Furthermore, even if the documents were admissible, the Court finds that they would not show a basis in fact for recovering against Price. The accident report indicates that Taylor did not realize he had struck Price's vehicle, but does not evidence any fault by Price. In fact, the report reflects that the responding officer issued a citation to Taylor for "improper lane usage", which tends to corroborate that Taylor alone was at fault.
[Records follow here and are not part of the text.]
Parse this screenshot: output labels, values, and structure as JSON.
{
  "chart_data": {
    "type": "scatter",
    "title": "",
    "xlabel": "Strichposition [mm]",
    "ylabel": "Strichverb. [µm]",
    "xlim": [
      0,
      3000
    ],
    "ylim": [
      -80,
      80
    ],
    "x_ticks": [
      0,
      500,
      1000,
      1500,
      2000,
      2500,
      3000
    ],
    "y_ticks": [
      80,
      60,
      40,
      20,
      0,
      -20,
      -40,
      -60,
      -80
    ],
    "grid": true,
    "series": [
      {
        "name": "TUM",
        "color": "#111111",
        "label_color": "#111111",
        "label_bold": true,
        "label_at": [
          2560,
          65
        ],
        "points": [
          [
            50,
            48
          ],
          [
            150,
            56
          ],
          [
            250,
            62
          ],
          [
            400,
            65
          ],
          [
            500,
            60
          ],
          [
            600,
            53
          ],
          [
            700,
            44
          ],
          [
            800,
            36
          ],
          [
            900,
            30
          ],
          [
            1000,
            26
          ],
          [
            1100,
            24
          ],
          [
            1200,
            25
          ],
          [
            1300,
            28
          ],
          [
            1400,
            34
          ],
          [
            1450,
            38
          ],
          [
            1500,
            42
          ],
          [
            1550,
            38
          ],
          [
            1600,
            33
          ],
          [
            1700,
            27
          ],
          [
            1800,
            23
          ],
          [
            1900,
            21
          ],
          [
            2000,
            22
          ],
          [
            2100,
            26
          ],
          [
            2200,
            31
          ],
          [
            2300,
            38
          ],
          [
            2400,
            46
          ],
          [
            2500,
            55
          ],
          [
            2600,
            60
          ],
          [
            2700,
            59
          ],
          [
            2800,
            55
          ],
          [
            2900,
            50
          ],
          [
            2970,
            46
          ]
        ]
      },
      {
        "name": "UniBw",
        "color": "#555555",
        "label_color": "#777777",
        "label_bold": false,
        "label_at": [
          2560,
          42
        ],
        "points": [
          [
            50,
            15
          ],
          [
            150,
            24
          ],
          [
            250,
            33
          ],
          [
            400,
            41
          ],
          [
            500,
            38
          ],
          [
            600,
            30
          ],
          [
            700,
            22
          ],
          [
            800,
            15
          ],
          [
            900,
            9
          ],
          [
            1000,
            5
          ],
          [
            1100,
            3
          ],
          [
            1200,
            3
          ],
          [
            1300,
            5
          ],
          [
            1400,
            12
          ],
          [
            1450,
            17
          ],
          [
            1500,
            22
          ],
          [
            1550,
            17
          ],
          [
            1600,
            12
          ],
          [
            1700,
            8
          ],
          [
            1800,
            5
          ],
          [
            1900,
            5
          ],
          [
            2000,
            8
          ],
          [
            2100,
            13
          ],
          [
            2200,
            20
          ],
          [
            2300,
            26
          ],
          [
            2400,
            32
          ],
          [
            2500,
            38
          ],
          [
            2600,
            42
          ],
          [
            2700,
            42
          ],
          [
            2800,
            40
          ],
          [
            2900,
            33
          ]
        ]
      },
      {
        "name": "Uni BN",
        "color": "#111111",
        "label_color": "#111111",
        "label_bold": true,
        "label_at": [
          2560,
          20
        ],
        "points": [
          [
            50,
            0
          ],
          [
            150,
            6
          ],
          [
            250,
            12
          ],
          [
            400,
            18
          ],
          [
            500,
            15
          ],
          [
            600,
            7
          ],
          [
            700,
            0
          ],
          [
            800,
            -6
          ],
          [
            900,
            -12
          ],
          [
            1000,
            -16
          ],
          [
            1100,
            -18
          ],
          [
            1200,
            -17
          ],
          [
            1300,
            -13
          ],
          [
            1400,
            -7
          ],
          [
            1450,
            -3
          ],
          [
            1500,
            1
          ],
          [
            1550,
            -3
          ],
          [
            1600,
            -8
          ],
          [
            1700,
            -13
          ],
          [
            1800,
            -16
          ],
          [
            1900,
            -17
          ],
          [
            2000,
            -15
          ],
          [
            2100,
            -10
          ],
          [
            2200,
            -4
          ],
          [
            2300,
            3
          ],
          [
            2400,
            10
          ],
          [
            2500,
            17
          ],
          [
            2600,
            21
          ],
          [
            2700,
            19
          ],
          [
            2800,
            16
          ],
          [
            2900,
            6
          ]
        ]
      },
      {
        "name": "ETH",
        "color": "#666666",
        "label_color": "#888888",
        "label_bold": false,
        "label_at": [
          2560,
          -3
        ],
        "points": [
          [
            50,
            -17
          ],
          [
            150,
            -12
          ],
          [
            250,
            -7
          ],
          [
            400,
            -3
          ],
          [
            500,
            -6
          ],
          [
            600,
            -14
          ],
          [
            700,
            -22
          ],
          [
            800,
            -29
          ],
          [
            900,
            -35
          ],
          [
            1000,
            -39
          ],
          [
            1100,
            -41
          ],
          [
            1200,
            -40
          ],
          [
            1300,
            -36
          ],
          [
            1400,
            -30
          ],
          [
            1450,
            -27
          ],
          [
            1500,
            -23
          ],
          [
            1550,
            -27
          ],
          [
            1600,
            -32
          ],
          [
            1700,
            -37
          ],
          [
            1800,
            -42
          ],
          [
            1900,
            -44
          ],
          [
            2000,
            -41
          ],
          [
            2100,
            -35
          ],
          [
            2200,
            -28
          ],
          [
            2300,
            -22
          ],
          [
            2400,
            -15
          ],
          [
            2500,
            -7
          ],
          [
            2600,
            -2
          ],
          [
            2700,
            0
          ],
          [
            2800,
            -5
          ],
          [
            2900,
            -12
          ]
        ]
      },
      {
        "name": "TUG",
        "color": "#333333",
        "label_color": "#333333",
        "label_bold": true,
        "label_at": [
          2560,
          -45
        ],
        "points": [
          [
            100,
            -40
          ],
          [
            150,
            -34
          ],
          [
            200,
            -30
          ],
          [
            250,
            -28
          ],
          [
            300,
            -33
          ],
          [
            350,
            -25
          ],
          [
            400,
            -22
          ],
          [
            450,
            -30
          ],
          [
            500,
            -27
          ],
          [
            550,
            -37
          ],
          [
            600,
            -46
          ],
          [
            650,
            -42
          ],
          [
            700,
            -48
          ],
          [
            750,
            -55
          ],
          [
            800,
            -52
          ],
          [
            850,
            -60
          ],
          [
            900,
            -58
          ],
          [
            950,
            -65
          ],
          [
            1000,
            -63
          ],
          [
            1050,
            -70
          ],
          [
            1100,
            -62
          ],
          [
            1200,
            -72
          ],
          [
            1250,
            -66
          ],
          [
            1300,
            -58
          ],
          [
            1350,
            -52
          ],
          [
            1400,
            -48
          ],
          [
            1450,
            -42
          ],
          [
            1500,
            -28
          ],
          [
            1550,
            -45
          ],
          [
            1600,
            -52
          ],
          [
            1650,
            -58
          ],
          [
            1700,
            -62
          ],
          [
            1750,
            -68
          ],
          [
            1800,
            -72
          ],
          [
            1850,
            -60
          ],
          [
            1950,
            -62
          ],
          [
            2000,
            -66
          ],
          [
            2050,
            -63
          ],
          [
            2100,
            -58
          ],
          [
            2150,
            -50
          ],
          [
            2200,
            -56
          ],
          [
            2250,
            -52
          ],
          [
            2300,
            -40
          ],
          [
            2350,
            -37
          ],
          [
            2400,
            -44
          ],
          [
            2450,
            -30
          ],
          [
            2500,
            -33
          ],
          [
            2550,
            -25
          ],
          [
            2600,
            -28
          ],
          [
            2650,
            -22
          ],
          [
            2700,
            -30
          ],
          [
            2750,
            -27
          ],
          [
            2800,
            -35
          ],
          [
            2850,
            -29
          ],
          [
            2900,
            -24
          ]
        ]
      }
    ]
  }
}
Rec. Doc. 6-5 at 2. Schwartz's recorded statement also does not provide a basis for finding Price to be at fault. When the interviewer asks Schwartz if he witnessed the collision, Schwartz states that he did not. Rec. Doc. 6-9 at 11. Though Schwartz states that in his opinion, "[Price] tried to pass... on the right side, saw the hole, hit the brakes, tried to get behind the trailer and hit the side of the trailer", he later contradicts himself by telling the interviewer that he did not "think" that the trailer hit Price's car. Rec. Doc. 6-9 at 15. Schwartz's inconsistent opinions, which are not based on events he personally witnessed, do not convince the Court that Williams has a basis for recovering against Price.

Accordingly, the Court finds that Price is improperly joined in this action and hereby DENIES Williams' Motion to Remand (Rec. Doc. 6) and GRANTS Price and Progressive's Motion to Dismiss (Rec. Doc. 19).